In every career I have had, I have been blessed to have someone that was always ready to offer advice and guidance when I needed it. These mentors have spent time with me and shared with me the benefit of their experience. Many times, they saved me hours of heartache when I would have been doing something twenty times if not for their well timed information rescue. Sometimes, they helped me to focus my energies on the right task or in the right direction. Occasionally, they told me I wasn’t ready for something. In every case, I was better off for having them in my life.
I am writing today to encourage you to find one or more mentors. Look around your cake club or city and see if there is someone who can be your guide. It is possible that you will have one or more Facebook friends who act as mentors. There is no right or wrong person to use as a mentor. The person does not have to be older than you…they just need different or more experience than you on the subject.

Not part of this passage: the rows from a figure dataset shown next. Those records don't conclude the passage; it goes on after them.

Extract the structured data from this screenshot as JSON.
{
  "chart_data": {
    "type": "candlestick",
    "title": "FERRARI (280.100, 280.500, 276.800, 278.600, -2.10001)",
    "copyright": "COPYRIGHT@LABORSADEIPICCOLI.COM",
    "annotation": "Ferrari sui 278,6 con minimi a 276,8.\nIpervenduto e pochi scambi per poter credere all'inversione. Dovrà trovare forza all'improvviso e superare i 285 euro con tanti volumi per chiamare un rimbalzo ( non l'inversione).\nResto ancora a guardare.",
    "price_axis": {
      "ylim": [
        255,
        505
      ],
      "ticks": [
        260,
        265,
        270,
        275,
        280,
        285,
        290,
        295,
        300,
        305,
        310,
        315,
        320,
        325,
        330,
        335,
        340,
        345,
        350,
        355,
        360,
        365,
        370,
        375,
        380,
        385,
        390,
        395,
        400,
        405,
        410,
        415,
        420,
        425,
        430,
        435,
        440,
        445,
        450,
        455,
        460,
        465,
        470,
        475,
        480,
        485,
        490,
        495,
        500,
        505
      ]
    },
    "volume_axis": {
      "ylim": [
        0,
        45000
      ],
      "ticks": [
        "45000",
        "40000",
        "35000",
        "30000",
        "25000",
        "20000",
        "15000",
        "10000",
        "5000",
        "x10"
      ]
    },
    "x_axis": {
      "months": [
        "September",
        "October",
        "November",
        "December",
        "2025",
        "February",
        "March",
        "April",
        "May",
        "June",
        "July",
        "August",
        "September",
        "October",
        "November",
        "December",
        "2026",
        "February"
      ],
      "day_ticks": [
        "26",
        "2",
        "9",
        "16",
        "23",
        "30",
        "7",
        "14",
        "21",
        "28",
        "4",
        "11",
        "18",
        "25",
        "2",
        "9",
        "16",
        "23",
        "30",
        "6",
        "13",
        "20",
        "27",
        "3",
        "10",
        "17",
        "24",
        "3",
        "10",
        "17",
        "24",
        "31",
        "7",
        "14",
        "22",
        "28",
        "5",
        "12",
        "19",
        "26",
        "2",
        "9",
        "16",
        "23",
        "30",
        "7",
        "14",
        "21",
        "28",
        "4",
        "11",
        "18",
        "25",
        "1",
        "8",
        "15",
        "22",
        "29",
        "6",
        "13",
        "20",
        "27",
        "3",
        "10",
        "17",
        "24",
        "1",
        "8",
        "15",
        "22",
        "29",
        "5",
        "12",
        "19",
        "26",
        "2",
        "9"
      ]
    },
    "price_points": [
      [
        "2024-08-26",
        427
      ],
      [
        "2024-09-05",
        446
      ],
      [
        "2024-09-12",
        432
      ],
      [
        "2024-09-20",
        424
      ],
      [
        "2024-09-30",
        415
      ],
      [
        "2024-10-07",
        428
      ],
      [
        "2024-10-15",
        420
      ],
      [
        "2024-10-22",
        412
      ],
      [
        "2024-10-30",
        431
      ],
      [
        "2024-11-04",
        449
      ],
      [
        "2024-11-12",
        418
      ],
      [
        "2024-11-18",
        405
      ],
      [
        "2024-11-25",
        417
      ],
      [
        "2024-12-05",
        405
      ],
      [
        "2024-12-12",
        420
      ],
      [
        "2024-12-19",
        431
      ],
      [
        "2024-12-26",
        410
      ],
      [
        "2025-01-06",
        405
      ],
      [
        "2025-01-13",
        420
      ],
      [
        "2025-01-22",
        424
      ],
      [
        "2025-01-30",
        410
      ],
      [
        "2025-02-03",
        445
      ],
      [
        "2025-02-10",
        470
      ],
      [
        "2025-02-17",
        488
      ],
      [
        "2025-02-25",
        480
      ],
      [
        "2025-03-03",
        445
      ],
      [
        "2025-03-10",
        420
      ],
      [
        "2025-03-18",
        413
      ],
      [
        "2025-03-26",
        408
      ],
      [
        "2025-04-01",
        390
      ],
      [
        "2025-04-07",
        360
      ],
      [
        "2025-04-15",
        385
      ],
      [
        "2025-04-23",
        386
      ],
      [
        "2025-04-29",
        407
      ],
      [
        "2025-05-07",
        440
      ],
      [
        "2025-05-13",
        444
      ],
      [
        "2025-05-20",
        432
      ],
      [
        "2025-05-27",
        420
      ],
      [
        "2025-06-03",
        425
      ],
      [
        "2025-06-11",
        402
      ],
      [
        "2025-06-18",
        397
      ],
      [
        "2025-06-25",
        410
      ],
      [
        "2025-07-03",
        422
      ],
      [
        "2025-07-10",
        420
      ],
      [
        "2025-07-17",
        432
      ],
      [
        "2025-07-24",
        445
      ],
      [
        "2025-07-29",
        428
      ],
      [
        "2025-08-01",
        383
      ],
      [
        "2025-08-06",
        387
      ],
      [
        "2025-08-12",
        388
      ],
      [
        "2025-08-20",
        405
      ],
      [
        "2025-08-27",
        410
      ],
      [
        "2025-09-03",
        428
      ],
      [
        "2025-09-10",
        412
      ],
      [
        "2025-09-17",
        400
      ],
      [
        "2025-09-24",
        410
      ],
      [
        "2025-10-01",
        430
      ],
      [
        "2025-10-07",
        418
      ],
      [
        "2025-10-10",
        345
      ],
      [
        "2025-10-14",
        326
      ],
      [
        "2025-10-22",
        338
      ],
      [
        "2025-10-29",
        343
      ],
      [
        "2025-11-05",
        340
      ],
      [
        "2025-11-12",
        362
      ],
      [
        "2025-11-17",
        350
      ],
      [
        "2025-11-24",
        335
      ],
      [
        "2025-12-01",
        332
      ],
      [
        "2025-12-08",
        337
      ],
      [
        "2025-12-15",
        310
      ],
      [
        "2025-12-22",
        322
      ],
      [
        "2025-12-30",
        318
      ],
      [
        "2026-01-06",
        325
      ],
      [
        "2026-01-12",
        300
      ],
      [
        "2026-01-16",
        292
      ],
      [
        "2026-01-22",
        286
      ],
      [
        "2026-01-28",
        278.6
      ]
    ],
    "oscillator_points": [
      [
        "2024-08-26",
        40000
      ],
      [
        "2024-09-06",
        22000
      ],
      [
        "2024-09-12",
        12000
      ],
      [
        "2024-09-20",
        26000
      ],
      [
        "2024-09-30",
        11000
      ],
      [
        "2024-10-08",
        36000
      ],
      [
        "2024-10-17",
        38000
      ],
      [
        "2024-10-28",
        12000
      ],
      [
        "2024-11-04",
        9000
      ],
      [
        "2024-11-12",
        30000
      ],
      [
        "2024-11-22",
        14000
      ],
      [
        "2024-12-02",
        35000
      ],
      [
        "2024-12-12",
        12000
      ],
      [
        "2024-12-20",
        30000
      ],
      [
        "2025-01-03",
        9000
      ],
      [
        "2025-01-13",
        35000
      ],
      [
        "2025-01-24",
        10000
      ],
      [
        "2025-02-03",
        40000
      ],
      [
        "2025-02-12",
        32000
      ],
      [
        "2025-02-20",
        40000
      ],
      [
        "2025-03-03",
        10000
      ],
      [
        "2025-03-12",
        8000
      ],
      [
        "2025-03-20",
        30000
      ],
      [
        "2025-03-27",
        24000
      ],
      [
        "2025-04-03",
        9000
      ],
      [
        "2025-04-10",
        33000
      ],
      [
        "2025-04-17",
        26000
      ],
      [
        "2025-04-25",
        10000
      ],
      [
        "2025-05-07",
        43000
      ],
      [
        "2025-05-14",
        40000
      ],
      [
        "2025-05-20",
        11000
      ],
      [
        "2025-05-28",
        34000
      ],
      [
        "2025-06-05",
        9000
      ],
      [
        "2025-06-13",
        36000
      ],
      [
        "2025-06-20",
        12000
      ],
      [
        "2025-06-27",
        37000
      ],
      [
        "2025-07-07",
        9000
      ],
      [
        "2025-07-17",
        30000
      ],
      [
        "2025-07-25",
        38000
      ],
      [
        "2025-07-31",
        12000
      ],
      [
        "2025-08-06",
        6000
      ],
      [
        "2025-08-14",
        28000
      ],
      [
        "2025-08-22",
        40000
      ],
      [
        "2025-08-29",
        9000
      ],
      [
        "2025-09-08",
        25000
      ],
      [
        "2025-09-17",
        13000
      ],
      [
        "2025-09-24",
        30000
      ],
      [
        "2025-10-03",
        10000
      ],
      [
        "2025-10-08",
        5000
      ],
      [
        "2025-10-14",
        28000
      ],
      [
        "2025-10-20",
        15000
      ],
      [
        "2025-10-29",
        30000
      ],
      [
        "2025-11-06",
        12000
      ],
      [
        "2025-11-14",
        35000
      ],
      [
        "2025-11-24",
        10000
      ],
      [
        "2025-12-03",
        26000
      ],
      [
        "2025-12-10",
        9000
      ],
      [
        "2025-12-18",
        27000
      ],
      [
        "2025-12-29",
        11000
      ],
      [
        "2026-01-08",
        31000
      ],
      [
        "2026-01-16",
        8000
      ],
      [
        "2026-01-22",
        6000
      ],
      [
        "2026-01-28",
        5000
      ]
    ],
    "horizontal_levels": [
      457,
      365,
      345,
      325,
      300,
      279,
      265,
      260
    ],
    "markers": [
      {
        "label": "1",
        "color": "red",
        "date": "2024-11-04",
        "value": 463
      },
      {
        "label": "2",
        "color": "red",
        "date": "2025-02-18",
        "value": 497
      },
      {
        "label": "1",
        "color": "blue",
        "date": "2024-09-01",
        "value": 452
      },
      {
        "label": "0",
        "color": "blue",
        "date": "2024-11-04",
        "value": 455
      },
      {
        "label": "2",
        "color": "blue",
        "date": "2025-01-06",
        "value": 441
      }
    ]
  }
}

You may not even need a mentor from the cake world. If your friend is great at using social media, let him advise you on ways to improve your use of that form of advertising. If a friend is a great writer, see if they will help you rewrite your web pages for better impact. If your friend is great at numbers, ask for their help with your budget.
The perfect mentor for me might not work for you. Think about who you can speak honestly with, who you can trust and who offers realistic encouragement. Remember that if everyone of you seeks out Mike McCarey ( who is a great mentor, btw) or someone “famous”, know that they might be pretty busy and unable to get you quick answers. I know I get questions a lot and try to always answer each to the best of my knowledge, but I am rarely instantaneous about it these days. The best mentors are going to be people who see you regularly and know your situation.
I almost wish that there was a cake guru at the top of a multi-tiered cake mountain somewhere who had the answers to every cake question, but I am realistic enough to know that no one in this industry knows it all (although some act like they do!). We all have strengths and weaknesses. Find the balance for your weakness by finding your mentor.
How do you get a mentor? Remember when I said that you needed someone with whom you could be honest? This is part of why. You need to feel comfortable asking your questions and, more importantly, in asking for help. Be brave and reach out. I promise you that there are mentors all around you right now. Who will be your cake guru?